Bei Zoo-Tieren, von denen man aus Platzgründen nur wenige Individuen halten kann - so zum Beispiel Elefanten oder Nashörner - werden genetisch unterschiedliche Zuchttiere aufwendig aus anderen Zoos importiert, um die genetische Vielfalt zu erhalten und Inzucht zu vermeiden. Noch wichtiger wird diese Überlegung, wenn Zuchttiere ausgewildert werden sollen.
Haustierzucht
Auch in der Haustierzucht sind genetische Flaschenhälse keine Seltenheit und treten insbesondere bei Rassehunden, Rassekatzen und kleinen Heimtieren (z.B. Goldhamster) auf. Das hat insbesondere bei Hunden und Katzen zur Folge, dass gewisse in der gesamten Population seltene Erbkrankheiten bei bestimmten Rassen sehr häufig auftreten.
Bei der Etablierung von Inzuchtlinien wird absichtlich ein genetischer Flaschenhals herbeigeführt, um die Variabilität des Phänotyps innerhalb der Linie so weit wie möglich zu reduzieren.

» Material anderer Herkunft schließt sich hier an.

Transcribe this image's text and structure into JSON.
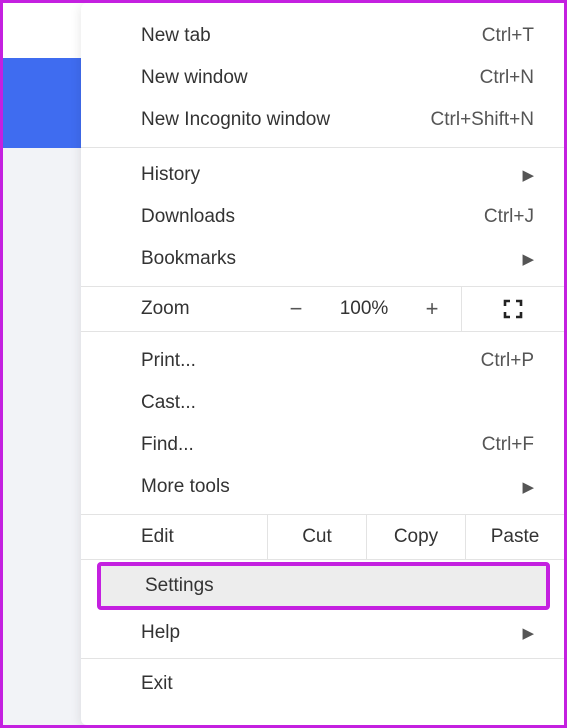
{
  "menu": {
    "new_tab": {
      "label": "New tab",
      "shortcut": "Ctrl+T"
    },
    "new_window": {
      "label": "New window",
      "shortcut": "Ctrl+N"
    },
    "new_incognito": {
      "label": "New Incognito window",
      "shortcut": "Ctrl+Shift+N"
    },
    "history": {
      "label": "History"
    },
    "downloads": {
      "label": "Downloads",
      "shortcut": "Ctrl+J"
    },
    "bookmarks": {
      "label": "Bookmarks"
    },
    "zoom": {
      "label": "Zoom",
      "minus": "−",
      "value": "100%",
      "plus": "+"
    },
    "print": {
      "label": "Print...",
      "shortcut": "Ctrl+P"
    },
    "cast": {
      "label": "Cast..."
    },
    "find": {
      "label": "Find...",
      "shortcut": "Ctrl+F"
    },
    "more_tools": {
      "label": "More tools"
    },
    "edit": {
      "label": "Edit",
      "cut": "Cut",
      "copy": "Copy",
      "paste": "Paste"
    },
    "settings": {
      "label": "Settings"
    },
    "help": {
      "label": "Help"
    },
    "exit": {
      "label": "Exit"
    }
  }
}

Genetischer Flaschenhals beim Menschen
Nach einer Hypothese (Toba-Katastrophen-Theorie) des Anthropologen Stanley Ambrose ist auch die Spezies Homo sapiens durch einen solchen Flaschenhals gegangen: Die Super-Eruption des Vulkans Toba (Sumatra) vor ca. 75.000 Jahren mit der nachfolgenden extremen Kälteperiode (vulkanischer Winter) liegt recht genau in dem Zeitraum, in dem ein Flaschenhals von etwa 1.000 bis 10.000 Individuen der Spezies Homo sapiens aufgetreten sein müsste, um die heute beobachtete (angesichts der Gesamtentwicklungsdauer überraschend) geringe genetische Vielfalt des modernen Menschen zu erklären.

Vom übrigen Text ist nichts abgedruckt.